Added codes, should I resubmit as
33010
76930-26-59
77002-26-59

ECHOCARDIOGRAM GUIDED PERICARDIOCENTESIS

INDICATIONS: Pericardial effusion and diastolic heart failure.

HISTORY OF PRESENT ILLNESS: The patient is a 67-year-old with a history of hypertension, obstructive sleep apnea who presented with atrial flutter in the setting of pericarditis. At that time have a small circumferential pericardial effusion.
Anticoagulation was held. The patient was medically managed and reverted to sinus rhythm. He underwent coronary angiography that was clear obstructive disease. He had progressive symptoms of right-sided heart failure and shortness of breath. He
incidentally received a CT scan at the behest of his urologist for evaluation and potential renal malignancy. In that CAT scan, it was observed that he had a large pericardial effusion. He underwent transthoracic echo that revealed a large
circumferential pericardial effusion with equivocal signs of tamponade; however, most features were otherwise benign. The patient was hemodynamically stable. He was then set up for selective right heart catheterization with pericardiocentesis.

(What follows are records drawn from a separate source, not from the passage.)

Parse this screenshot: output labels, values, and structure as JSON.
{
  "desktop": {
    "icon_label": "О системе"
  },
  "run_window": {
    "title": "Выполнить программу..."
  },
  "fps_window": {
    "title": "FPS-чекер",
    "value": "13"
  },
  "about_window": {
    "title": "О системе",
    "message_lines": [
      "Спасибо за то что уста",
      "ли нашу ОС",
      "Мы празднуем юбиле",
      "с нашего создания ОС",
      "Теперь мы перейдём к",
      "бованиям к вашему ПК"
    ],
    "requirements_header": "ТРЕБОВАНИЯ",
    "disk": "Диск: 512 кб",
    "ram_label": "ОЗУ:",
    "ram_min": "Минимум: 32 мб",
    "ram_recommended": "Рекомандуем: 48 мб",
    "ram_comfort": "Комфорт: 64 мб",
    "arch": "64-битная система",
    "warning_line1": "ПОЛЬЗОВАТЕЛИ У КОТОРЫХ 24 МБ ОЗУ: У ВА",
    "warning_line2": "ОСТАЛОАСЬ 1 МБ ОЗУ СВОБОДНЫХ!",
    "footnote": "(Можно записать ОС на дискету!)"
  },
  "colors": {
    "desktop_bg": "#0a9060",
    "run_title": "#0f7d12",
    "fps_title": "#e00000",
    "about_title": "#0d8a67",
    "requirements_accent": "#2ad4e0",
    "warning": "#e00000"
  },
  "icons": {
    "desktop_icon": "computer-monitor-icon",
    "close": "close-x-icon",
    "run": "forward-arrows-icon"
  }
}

PROCEDURE: Informed consent was obtained; the patient understood the risks, benefits and alternatives to the procedure and agreed to proceed with the procedure. The patient was prepped and draped in sterile fashion and placed in the supine position. A
7-French sheath was then placed in the right common femoral vein for right heart catheterization; Swan-Ganz catheter was used.

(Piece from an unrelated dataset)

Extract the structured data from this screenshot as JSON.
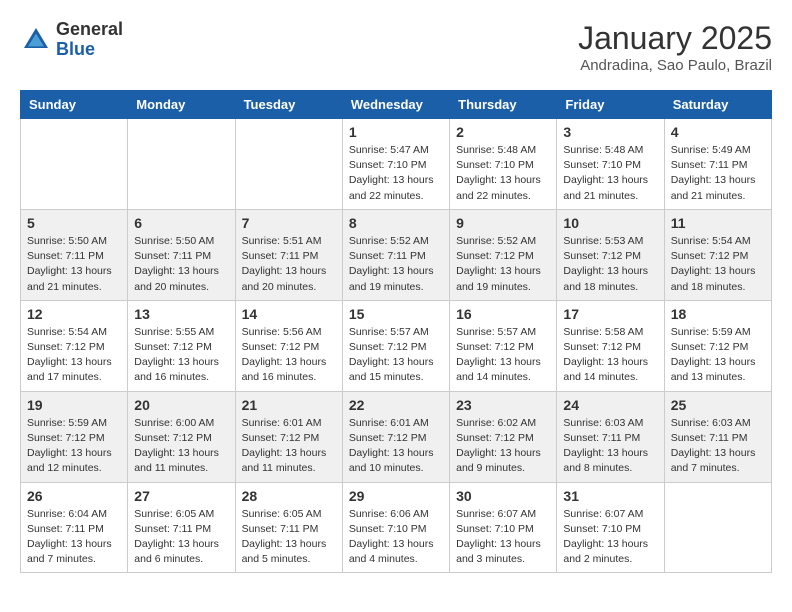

FINDINGS: The right atrial pressure was 25 mmHg. RV was 51/21 mmHg. PA was 58/28 with a mean PA of 37. Pulmonary capillary wedge pressure of 26. FA sat was 94%. PA sat of 54%. Fick cardiac output was 6.11 liters per minute. Based on relative
equalization of diastolic pressures and echo evidence of significant effusion, it was elected to proceed with pericardiocentesis.

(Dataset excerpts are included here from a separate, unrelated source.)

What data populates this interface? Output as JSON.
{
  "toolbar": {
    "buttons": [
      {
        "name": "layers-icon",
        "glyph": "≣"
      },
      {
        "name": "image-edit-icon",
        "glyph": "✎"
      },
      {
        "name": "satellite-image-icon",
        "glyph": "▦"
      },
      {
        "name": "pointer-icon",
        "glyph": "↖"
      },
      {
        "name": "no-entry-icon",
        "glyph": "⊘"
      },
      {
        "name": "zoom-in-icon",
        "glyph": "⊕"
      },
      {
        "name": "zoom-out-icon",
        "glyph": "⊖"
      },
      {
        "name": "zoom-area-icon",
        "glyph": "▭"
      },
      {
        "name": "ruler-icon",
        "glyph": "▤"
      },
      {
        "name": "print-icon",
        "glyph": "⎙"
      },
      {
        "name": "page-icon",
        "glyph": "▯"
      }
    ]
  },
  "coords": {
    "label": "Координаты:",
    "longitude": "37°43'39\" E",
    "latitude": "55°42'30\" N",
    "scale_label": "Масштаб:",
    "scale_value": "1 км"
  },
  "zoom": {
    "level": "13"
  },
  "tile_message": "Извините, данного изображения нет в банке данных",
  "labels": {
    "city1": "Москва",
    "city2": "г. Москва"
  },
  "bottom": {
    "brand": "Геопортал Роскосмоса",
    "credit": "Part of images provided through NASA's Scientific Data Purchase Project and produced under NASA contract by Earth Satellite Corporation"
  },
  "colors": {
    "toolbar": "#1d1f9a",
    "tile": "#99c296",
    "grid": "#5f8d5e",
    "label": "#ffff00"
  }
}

The patient was then placed on a wedge and subxiphoid area was prepped and draped in sterile fashion. Lidocaine was used for local anesthetic and pericardiocentesis needle was then inserted directly into the pericardium. A drain was then placed and
then opening pressure of 25 mmHg consistent with hemodynamics and the right heart catheterization was observed and 1000 mL of serosanguineous fluid was drained. This was sent for cytology, cultures, AFB, total protein, glucose and cell count. At the
conclusion of the procedure, an echo was free performed that demonstrated only limited residual circumferential effusion. The drain and sheaths were removed. No complications.

SUMMARY: Right heart catheterization with hemodynamic signature consistent with hemodynamic significant pericardial effusion. Successful pericardiocentesis with 1000 mL of serosanguineous fluid drained and sent for analysis.